In crisis-affected countries, I guess we'll see the reaction and the interest in the projects that will be presented to us, but I will say that we would be proactive in this area specifically. When I say “we”, it's still the DFI in an independent way, and in our orientation I definitely want the least developed countries to be significantly included, but not exclusively, because, once again, we want to find the right balance between having an impact on development and being financially sustainable.

On Canadian companies, it will not be a prerequisite. Once again, we want to use EDC's expertise and Canadian networks to encourage and to be proactive and to do outreach with Canadian companies to get them into it. It's not exclusive, but we will work hard to have Canadian businesses involved and benefiting from the DFI.

On the SMEs, I see it from two sides. Let's say that for the Canadian SMEs, I think there are definitely business opportunities for them in developing countries, but as well for SMEs in developing countries that are also eligible for the DFI. When you talk about microfinancing, I would refer to my answer to Anita a bit earlier. There's definitely a significant impact on development if we economically empower women through microfinancing. The DFI wouldn't be doing the microfinancing itself, but supporting a project that is providing microfinancing to local organizations is definitely one area we want to look at.



The Chair Liberal Bob Nault

Thank you, Mr. Wrzesnewskyj.

Madam Minister, I want to thank you.

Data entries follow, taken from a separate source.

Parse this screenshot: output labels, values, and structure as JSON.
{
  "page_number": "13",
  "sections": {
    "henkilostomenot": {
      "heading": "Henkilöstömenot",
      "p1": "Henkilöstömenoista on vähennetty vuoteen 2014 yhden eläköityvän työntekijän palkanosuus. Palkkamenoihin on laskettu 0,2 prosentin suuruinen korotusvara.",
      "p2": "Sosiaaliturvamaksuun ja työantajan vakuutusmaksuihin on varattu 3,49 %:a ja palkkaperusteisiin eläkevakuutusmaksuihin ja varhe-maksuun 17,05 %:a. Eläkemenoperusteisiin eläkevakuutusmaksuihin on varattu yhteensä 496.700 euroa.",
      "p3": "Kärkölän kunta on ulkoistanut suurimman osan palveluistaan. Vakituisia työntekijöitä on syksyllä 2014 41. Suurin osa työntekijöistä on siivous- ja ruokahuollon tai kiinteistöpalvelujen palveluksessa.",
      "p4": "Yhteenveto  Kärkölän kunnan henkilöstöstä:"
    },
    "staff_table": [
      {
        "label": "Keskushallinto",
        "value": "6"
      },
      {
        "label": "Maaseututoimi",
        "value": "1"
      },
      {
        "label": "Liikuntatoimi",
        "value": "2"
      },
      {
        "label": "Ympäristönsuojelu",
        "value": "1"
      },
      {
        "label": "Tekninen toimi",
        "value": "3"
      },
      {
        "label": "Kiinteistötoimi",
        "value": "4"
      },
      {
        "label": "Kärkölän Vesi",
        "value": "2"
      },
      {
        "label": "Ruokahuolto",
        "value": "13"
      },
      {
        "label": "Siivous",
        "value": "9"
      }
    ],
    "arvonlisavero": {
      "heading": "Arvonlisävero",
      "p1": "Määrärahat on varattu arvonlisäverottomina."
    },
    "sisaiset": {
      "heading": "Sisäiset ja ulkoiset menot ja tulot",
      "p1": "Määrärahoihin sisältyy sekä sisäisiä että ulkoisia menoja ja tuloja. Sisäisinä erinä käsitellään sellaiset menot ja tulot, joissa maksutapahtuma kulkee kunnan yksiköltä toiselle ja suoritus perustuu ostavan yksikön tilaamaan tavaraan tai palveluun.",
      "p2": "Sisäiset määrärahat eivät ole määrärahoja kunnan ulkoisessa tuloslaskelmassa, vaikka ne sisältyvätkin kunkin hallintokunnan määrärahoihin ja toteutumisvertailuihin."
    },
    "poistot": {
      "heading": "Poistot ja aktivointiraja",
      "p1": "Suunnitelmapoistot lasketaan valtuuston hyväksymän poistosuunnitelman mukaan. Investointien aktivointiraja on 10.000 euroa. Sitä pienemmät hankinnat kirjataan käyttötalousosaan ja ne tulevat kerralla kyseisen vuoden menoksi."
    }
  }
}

This wraps up our opportunity to hear directly from you on where we're headed on DFI. I think you have the sense that our colleagues here are all very supportive of the concept of DFI and what it can do and are looking forward to a continuing involvement in seeing where this all goes over the long term. I want to thank you very much for giving us this opportunity to ask some questions.

We'll be submitting a report, as you know, to you and to the government, on our sense of the DFI and what we've heard from the witnesses over the last while. Again, on behalf of the committee, I thank you very much for making this presentation. We look forward to further events.

Colleagues, we'll take a break and be back in five minutes.